Kashin, head of the Centre for Comprehensive European and International Studies at Moscow’s Higher School of Economics, said that compared to cruise missiles hypersonic weapons were more efficient at destroying underground storage sites. 

“A hypersonic missile can have higher penetration and destructive power due to its very high speed,” he said.  Like the much slower, often subsonic cruise missile, a hypersonic missile is manoeuvrable, making it harder to track and defend against.

‘Propaganda effect’

But some experts have said Russia might be exaggerating the abilities of its hypersonic arsenal. Military analyst Pavel Felgenhauer suggested that the use of the Kinzhal would change little on the ground in Ukraine.

“Fundamentally this does not change anything on the battlefield, but it gives a certain psychological and propaganda effect to scare everyone,” he told AFP. 

He said Russian forces could have used the advanced missiles also because they might be running out of other weapons. 

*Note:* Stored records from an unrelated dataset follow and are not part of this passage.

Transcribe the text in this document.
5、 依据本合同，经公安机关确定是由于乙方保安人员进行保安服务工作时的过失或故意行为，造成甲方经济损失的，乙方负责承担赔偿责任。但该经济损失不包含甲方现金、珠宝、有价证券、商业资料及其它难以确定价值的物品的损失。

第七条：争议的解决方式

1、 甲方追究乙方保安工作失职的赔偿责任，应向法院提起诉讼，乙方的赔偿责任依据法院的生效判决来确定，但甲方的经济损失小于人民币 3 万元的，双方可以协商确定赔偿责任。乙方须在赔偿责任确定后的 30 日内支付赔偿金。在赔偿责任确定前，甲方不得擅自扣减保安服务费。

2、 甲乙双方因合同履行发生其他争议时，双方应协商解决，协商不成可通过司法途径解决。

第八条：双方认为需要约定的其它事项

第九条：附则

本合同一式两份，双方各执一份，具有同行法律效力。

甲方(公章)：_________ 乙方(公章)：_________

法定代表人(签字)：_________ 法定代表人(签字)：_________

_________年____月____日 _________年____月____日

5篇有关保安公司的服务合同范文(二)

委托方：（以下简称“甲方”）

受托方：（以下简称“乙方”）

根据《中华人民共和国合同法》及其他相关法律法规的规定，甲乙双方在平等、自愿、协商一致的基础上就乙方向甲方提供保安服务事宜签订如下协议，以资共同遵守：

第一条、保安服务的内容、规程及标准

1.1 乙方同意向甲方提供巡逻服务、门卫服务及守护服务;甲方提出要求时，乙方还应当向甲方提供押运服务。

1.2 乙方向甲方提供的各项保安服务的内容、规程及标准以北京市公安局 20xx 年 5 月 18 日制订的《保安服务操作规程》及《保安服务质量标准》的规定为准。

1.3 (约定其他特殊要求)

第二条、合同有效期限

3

“The costs are too high,” he said. “No one expected such a long war.” 

Joseph Henrotin, defence strategy researcher and chief editor of DSI, a French military review, struck a similar note.

Taking to Twitter, he suggested that Russia might be running out of Iskander short-range ballistic missile systems or wanted to raise the stakes by deploying a nuclear-capable hypersonic missile in Ukraine.

Separately, Ukraine's defence ministry said late on Friday that it lost access to the Sea of Azov "temporarily" as invading Russian forces were tightening their grip around the Sea's major port of Mariupol.

"The occupiers have partially succeeded in the Donetsk operational district, temporarily depriving Ukraine of access to the Sea of Azov," Ukraine's defence ministry said in a statement.

The ministry did not specify in its statement whether Ukraine's forces have regained access to the Sea.

Russia said on Friday that its forces were "tightening the noose" around Mariupol, where an estimated 80 per cent of the city's homes had been damaged.

Mariupol, with its strategic location on the coast of the Sea of Azov, has been a target since the start of the war on Feb 24.

The city lies on the route between the Russian-occupied peninsula of Crimea to the west, and the Donetsk region to the east, which is partially controlled by pro-Russian separatists.

Russia claimed as early as March 1 that its forces had cut off the Ukrainian military from the Sea of Azov.

The Ukrainian military also imposed a 38-hour curfew in the southern city of Zaporizhzhia, starting at 1400 GMT (10pm Singapore time) on Saturday and ending early on Monday, deputy mayor Anatoliy Kurtiev said.

"Do not go outside at this time!" he said in an online post.

The regional capital has become an important point of transit for some of the 35,000 people estimated to have fled the besieged Mariupol city in the south-east.